Foram estudados quatro casos de policondrite recidivante (PR) com diagnóstico baseado nos critérios de Damiani e Levine5. Os autores encontraram condrite auricular, envolvimento das cartilagens respiratórias, nariz em sela, artropatia no joelho. Como manifestações oculares, foram observadas conjuntivite, esclerite e irite8. Nosso diagnóstico foi clínico, baseado nos critérios de Michet10. Encontramos na paciente os seguintes sinais: condrite da cartilagem nasal, condrite laringotraqueal, artralgia de mão direita, artralgia em calcâneo, inflamações das estruturas oculares, incluindo conjuntivite, esclerite e episclerite.

Foi documentado um caso de uma paciente com PR que apresentou um quadro ocular isolado. O exame oftalmológico diagnosticou um quadro de esclerite anterior difuso à esquerda. Em outro estudo, três casos de pacientes com PR desenvolveram diferentes manifestações oftalmológicas, sendo encontrados episclerite, descolamento de retina, infiltrado corneano periférico, iridociclite, edema maculara. Neste nosso caso, as manifestações oftalmológicas não foram isoladas. Encontramos várias manifestações oftalmológicas já anteriormente citadas.

As manifestações articulares foram estudadas na PR, tendo-se como resultado que a artropatia era a manifestação mais comum na PR. O achado mais freqüente era artrite periférica, sendo a artrite poliarticular a mais encontrada. Os episódios de artrite duravam algumas semanas e não deixavam alterações residuais2. Evidenciamos várias manifestações articulares, sendo a primeira, em ordem cronológica, no punho direito, tendo a paciente, por este motivo, procurado um Serviço de Ortopedia, onde foi realizada imobilização do punho direito.
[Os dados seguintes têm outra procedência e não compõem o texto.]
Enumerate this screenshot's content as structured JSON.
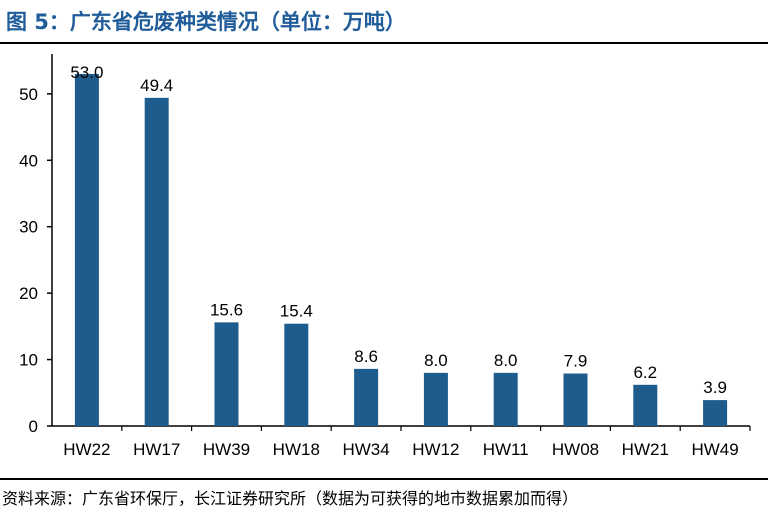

A artralgia mais importante, do ponto de vista clínico, foi na região da laringe, onde a dor era severa impedindo a deglutição e mesmo a fala. O terceiro comprometimento articular foi evidenciado em calcâneo direito.

Foi descrito um caso na literatura que desenvolveu surdez súbita bilateral não concomitante1. Os autores não encontraram na literatura relatos de instalação súbita de surdez como no caso relatado. A nossa paciente não apresentou queixa de orelha interna, tanto para a parte auditiva quanto vestibular. Foi realizada audiometria e timpanoimpedanciometria, que resultaram normais.

Um paciente apresentou seis episódios de meningite entre 1989 e 1994. Os seis episódios estavam associados com recorrência da PR11. Outra paciente foi inicialmente diagnosticada como portadora de celulite auricular à direita. Essa paciente referia um quadro similar que tivera há oito anos na orelha esquerda, que melhorou com antiinflamatórios, levando os autores a concluírem que a celulite auricular era não infecciosa e provocada por PR4. O nosso diagnóstico inicial foi de abcesso de septo nasal, sendo uma patologia infecciosa como a celulite auricular citada, que, no decorrer, evoluiu com outras manifestações, levando ao diagnóstico final de condrite não infecciosa da PR.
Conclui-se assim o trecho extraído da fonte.